With generous increases in funding, FDA can be better each year, but it may never “catch up.” New responsibilities, new scientific complexity, and new information are always going to make FDA’s workplan more labor-intensive and expensive than the prior year. Plus the fixed costs of the agency’s core capacity increase every year.

New responsibilities. As part of health reform, FDA has several new responsibilities. The largest is the creation of an approval pathway for follow-on biologics. This is going to require a lot of manpower to:

  • Implement this complex new law through regulations and guidances;

  • Generate the knowledge within FDA sufficient to regulate an expanded range of biological products; and

  • Negotiate requirements with individual sponsors and evaluate their applications.  

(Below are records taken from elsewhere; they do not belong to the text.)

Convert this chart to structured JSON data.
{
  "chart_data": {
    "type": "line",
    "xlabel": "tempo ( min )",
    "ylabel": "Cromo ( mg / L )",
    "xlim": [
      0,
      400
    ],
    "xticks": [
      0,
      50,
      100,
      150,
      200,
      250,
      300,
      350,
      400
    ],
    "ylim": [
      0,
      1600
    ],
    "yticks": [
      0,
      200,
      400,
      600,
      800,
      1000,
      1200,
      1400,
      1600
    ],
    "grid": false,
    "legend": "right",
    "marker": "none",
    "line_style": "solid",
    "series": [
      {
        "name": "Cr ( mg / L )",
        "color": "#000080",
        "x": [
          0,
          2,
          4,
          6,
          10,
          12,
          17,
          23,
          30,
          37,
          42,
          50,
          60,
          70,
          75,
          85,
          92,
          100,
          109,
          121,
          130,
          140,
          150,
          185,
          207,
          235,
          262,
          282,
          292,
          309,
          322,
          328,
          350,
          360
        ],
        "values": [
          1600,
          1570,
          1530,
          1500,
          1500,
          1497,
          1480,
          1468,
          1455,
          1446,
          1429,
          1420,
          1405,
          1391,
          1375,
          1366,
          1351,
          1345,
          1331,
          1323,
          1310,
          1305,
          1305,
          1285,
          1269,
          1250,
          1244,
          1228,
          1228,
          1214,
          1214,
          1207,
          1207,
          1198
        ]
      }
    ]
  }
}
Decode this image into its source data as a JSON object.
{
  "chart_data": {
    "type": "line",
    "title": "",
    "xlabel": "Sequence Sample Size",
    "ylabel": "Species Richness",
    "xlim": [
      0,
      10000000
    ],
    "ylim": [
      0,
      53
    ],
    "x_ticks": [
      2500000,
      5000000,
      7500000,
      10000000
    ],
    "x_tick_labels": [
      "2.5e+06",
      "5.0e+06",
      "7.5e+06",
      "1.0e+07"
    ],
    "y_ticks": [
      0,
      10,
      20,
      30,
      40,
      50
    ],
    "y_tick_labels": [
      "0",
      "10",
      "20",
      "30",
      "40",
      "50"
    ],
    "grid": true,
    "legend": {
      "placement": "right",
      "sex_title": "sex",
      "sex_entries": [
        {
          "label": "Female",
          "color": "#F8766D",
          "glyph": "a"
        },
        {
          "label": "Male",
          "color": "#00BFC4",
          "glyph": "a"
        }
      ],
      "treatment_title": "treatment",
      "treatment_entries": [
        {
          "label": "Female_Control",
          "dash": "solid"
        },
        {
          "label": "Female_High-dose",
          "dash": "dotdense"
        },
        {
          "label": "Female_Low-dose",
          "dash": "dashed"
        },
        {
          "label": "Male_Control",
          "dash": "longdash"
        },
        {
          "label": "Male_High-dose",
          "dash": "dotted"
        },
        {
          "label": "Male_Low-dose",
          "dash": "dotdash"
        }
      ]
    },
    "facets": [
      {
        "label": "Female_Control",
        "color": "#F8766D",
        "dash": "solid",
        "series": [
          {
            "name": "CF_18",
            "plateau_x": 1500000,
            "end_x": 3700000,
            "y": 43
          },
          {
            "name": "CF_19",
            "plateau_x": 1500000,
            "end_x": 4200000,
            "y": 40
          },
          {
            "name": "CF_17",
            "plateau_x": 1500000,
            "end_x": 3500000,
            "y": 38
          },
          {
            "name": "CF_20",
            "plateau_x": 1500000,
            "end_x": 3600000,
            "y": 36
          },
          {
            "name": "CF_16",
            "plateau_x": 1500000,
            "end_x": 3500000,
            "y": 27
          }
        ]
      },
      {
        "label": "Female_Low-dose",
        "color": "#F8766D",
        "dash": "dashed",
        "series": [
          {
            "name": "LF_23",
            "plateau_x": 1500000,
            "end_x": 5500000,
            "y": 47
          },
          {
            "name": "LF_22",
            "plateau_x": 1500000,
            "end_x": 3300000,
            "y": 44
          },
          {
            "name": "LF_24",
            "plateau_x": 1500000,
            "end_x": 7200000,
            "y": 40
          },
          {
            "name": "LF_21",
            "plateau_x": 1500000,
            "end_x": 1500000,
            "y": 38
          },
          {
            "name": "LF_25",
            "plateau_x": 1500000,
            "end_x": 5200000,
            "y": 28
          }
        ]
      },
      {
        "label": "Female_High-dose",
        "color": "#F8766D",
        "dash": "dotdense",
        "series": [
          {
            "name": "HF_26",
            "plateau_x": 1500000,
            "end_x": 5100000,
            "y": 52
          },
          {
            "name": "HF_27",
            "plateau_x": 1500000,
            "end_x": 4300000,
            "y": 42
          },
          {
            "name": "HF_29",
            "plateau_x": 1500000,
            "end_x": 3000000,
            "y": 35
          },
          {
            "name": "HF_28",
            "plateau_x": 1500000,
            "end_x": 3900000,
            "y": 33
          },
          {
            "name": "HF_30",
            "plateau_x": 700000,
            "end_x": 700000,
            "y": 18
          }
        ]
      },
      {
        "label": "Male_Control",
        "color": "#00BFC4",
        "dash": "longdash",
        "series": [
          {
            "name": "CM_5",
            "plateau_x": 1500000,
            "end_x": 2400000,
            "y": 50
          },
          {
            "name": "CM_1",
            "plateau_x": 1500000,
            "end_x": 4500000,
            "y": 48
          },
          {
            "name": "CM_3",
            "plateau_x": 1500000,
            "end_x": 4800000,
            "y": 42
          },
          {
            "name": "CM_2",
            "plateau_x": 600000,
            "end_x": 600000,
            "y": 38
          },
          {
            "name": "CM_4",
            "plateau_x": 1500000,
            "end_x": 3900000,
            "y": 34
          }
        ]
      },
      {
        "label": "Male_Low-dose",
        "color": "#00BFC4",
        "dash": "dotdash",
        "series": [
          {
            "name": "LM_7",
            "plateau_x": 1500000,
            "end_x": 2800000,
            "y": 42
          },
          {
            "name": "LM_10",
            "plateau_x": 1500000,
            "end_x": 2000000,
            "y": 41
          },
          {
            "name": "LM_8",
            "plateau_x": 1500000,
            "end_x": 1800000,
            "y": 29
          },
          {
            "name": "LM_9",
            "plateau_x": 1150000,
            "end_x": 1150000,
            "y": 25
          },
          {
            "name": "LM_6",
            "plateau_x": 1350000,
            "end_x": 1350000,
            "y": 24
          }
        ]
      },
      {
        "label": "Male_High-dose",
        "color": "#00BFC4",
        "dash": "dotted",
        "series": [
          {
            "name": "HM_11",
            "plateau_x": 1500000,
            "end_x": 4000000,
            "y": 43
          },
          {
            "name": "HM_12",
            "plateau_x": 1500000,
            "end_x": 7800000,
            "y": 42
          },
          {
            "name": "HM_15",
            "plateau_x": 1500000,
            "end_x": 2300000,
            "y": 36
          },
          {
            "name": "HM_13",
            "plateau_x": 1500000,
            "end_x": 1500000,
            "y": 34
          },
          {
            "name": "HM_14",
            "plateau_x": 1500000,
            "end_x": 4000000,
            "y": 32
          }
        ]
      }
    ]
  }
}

And as all Alliance members know, more responsibilities require more manpower, which means more funding. Over 80% of the agency’s costs are people-related (salaries, benefits, rent, IT, training, etc.)

New scientific complexity. One of Commissioner Hamburg’s key initiatives in the FY 11 budget request is for “advancing regulatory science.” Her proposal for $25 million is a good start, but just the beginning. The need is probably 6 to 10 times as great. FDA needs to know its science. Biology (drug development, food safety), chemistry (manufacturing, diagnostics, cosmetics), and physics (medical devices, radiation-emitting products) are dynamic fields. New knowledge (and usually more complex knowledge) is an every-day event. It might take FDA a number of years to build the culture of science it needs and have all the tools in place. Even then, the knowledge and the tools will change every day and require increased effort.  Please click here for more on the FDA’s initiatives in this area.  

New information. We often talk about FDA’s IT needs, meaning both day-to-day working capacity and the larger data and tracking databases that improve FDA decision-making. We tend to think of these as capital investments in hardware and software … and some more staff to make the systems work well. There is more: staff to analyze and form recommendations based on the new information coming into the agency through these new data and tracking systems. For example, FDA will eventually have information on hundreds of millions of patient encounters involving pharmaceuticals. This will be worthless without dozens (and eventually hundreds) of analysts to sift valuable insights and actionable knowledge from the mountains of data.  The fact that FDA may never “catch up” is a challenge for us as advocates. Every extra appropriated dollar moves FDA forward; lean years take us backward against a rapidly moving target. From the beginning, the Alliance has stressed that our cause is a multi-year endeavor. Even as we succeed in getting the agency more resources, more years stretch before us. We are grateful that the Alliance members understand and are committed to long-term advocacy.